Pria tersebut lagi-lagi menggaruk bagian belakang kepalanya, "Maaf. Aku malah menceritakan tentang diriku."

"Aku mendengarkan."

Kelereng cokelat hangat semakin membulat, "Eh?"

"Aku mendengarkan. Aku akan mengingat apa yang kau ceritakan," celetuk Satowa lagi dengan kurva manis di wajahnya. Bukan senyum palsu seperti biasanya, namun senyum tulus, tipis, namun hangat yang membuat Chika semakin membelalak.

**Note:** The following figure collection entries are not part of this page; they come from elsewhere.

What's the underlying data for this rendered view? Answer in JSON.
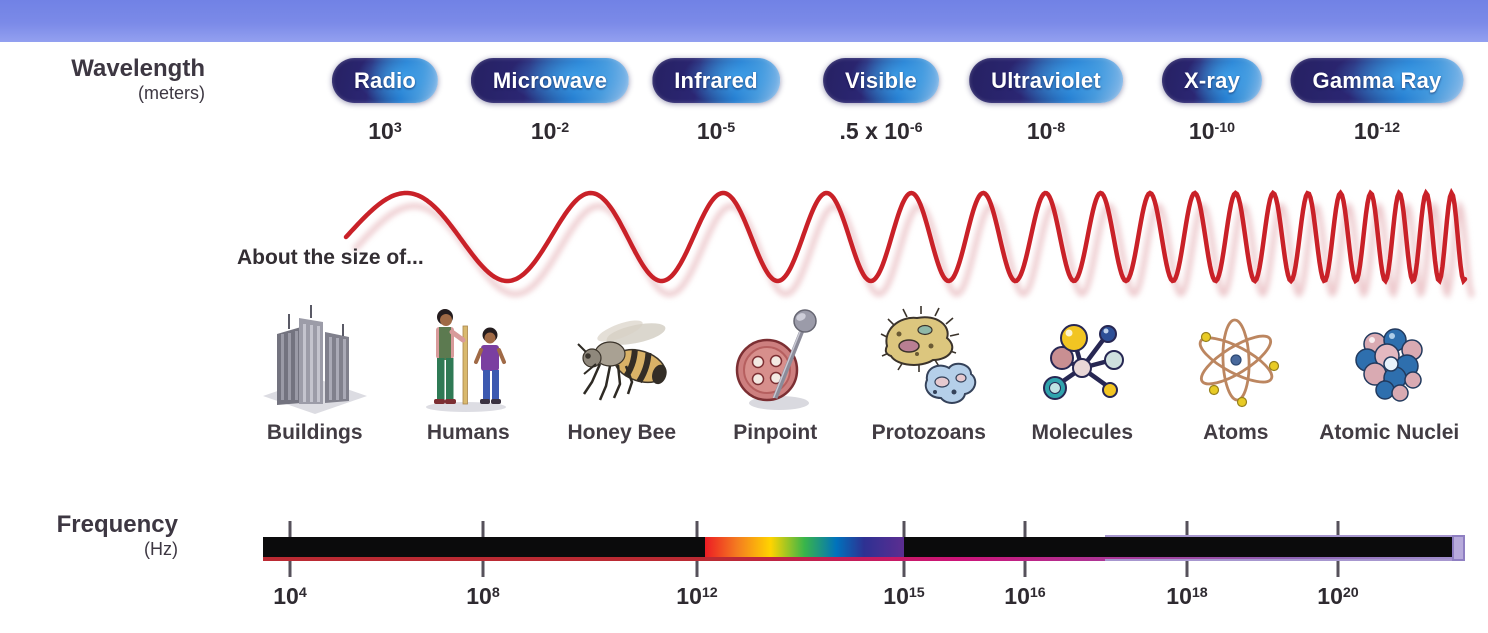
{
  "wavelength_axis": {
    "title": "Wavelength",
    "unit": "(meters)",
    "bands": [
      {
        "label": "Radio",
        "value": {
          "pre": "",
          "base": "10",
          "exp": "3"
        }
      },
      {
        "label": "Microwave",
        "value": {
          "pre": "",
          "base": "10",
          "exp": "-2"
        }
      },
      {
        "label": "Infrared",
        "value": {
          "pre": "",
          "base": "10",
          "exp": "-5"
        }
      },
      {
        "label": "Visible",
        "value": {
          "pre": ".5 x ",
          "base": "10",
          "exp": "-6"
        }
      },
      {
        "label": "Ultraviolet",
        "value": {
          "pre": "",
          "base": "10",
          "exp": "-8"
        }
      },
      {
        "label": "X-ray",
        "value": {
          "pre": "",
          "base": "10",
          "exp": "-10"
        }
      },
      {
        "label": "Gamma Ray",
        "value": {
          "pre": "",
          "base": "10",
          "exp": "-12"
        }
      }
    ]
  },
  "size_comparison": {
    "caption": "About the size of...",
    "items": [
      {
        "label": "Buildings",
        "icon": "buildings-icon"
      },
      {
        "label": "Humans",
        "icon": "humans-icon"
      },
      {
        "label": "Honey Bee",
        "icon": "honey-bee-icon"
      },
      {
        "label": "Pinpoint",
        "icon": "pinpoint-icon"
      },
      {
        "label": "Protozoans",
        "icon": "protozoans-icon"
      },
      {
        "label": "Molecules",
        "icon": "molecules-icon"
      },
      {
        "label": "Atoms",
        "icon": "atoms-icon"
      },
      {
        "label": "Atomic Nuclei",
        "icon": "atomic-nuclei-icon"
      }
    ]
  },
  "frequency_axis": {
    "title": "Frequency",
    "unit": "(Hz)",
    "ticks": [
      {
        "base": "10",
        "exp": "4"
      },
      {
        "base": "10",
        "exp": "8"
      },
      {
        "base": "10",
        "exp": "12"
      },
      {
        "base": "10",
        "exp": "15"
      },
      {
        "base": "10",
        "exp": "16"
      },
      {
        "base": "10",
        "exp": "18"
      },
      {
        "base": "10",
        "exp": "20"
      }
    ]
  },
  "colors": {
    "banner_top": "#7182e5",
    "banner_bottom": "#93a0f0",
    "pill_dark": "#262162",
    "pill_bright": "#1d74ca",
    "wave_red": "#c92128",
    "bar_black": "#0b0b0c",
    "visible_rainbow": [
      "#ec1c24",
      "#f47b20",
      "#ffd400",
      "#39b54a",
      "#0072bc",
      "#2e3192",
      "#5c2d91"
    ],
    "bar_underline_left": "#bb2a33",
    "bar_underline_right": "#a292cf",
    "end_cap": "#b7aadb"
  }
}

Namun kemudian, satu kurva tipis ikut terlukis di wajah Kudou Chika, dibumbui dengan debu merah muda yang ada di bawah matanya, "Terimakasih."

Tanpa sadar, satu tangannya terangkat, menepuk kepala sang gadis selama 3 detik lalu berlalu begitu saja menuju gerbang sekolah.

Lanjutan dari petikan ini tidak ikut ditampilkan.